Las inquietudes de Kane eran parte de su peculiar carisma. A lo largo de su carrera, el cirujano aportó diversas innovaciones curiosas, como apostar por las cualidades terapéuticas de la música, reparar las lesiones craneales con láminas del mineral traslúcido mica para poder ver el cerebro del paciente, o emplear vendas de amianto para poder esterilizarlas al fuego. En 1987, el editor de la revista JAMA Drummond Rennie escribía sobre Kane que adoptó la costumbre de firmar sus operaciones tatuando a sus pacientes una letra K en código Morse con tinta china.

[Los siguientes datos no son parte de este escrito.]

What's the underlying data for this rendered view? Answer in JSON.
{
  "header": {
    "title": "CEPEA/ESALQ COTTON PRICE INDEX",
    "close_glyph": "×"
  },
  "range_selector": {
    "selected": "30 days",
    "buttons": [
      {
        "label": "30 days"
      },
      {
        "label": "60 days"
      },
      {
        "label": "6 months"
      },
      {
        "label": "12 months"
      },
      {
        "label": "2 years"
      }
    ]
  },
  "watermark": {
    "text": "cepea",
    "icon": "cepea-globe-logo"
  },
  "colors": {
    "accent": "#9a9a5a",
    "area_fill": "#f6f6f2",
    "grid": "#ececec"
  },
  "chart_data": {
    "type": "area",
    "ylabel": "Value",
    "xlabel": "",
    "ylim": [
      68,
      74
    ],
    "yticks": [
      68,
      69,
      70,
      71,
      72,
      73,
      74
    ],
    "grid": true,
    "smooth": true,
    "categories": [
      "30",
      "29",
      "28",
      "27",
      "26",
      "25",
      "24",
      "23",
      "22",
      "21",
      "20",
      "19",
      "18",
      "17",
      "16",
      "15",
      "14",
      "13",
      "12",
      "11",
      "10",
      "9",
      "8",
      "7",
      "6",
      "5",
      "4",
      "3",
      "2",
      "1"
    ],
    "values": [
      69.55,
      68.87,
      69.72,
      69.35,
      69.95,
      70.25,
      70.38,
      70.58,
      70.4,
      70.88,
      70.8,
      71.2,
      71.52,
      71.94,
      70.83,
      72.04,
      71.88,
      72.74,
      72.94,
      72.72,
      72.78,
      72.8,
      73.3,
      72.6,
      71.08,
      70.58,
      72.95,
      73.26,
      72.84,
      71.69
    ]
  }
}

Bromeando con las enfermeras

Sin embargo, al parecer Kane no había informado a nadie de sus intenciones cuando a sus 60 años, el 15 de febrero de 1921, se tumbó en la camilla del quirófano para someterse a la extirpación de su apéndice. Ante el asombro del equipo preparado para intervenirle, el cirujano anunció entonces que realizaría la operación él mismo. Dos años antes Kane se había autoamputado un dedo infectado, pero por entonces no se conocían casos de apendicectomías practicadas a uno mismo ni con anestesia local.

Dado que Kane era el cirujano jefe del hospital de su familia, el Kane Summit en Pensilvania, nadie osó oponerse a lo que parecía una idea descabellada. En media hora Kane había terminado, dejando a sus ayudantes las labores de sutura. Según dijo entonces, habría tardado aún menos si no le hubiese distraído el revuelo de sus pasmados asistentes, que contemplaron horrorizados cómo Kane volvía a colocar en su sitio los intestinos que saltaron al exterior cuando se inclinó hacia delante más de la cuenta.

La autocirugía de Kane fue un éxito, reseñado incluso en el diario The New York Times (NYT). El cirujano publicaba el informe de su propio caso en marzo de 1921 en la revista International Journal of Surgery. Alentado por el triunfo, Kane repitió la autocirugía en enero de 1932 para repararse una hernia inguinal que unos años antes le había ocasionado la caída de un caballo. Se trataba de una intervención más delicada, ya que entrañaba el riesgo de perforar la arteria femoral. Sin embargo, también en este caso la operación concluyó satisfactoriamente. Según escribía Rennie citando al NYT, Kane "sonrió durante toda la operación" y "bromeó con las enfermeras".

Kane no sobrevivió mucho tiempo a su operación de hernia; falleció tres meses más tarde a causa de una neumonía. Pero logró demostrar lo que pretendía: como declaraba al NYT en 1921, tras su operación de apéndice, "si un cirujano puede hacerse esto a sí mismo, un paciente no debería tener miedo a que otra persona se lo haga".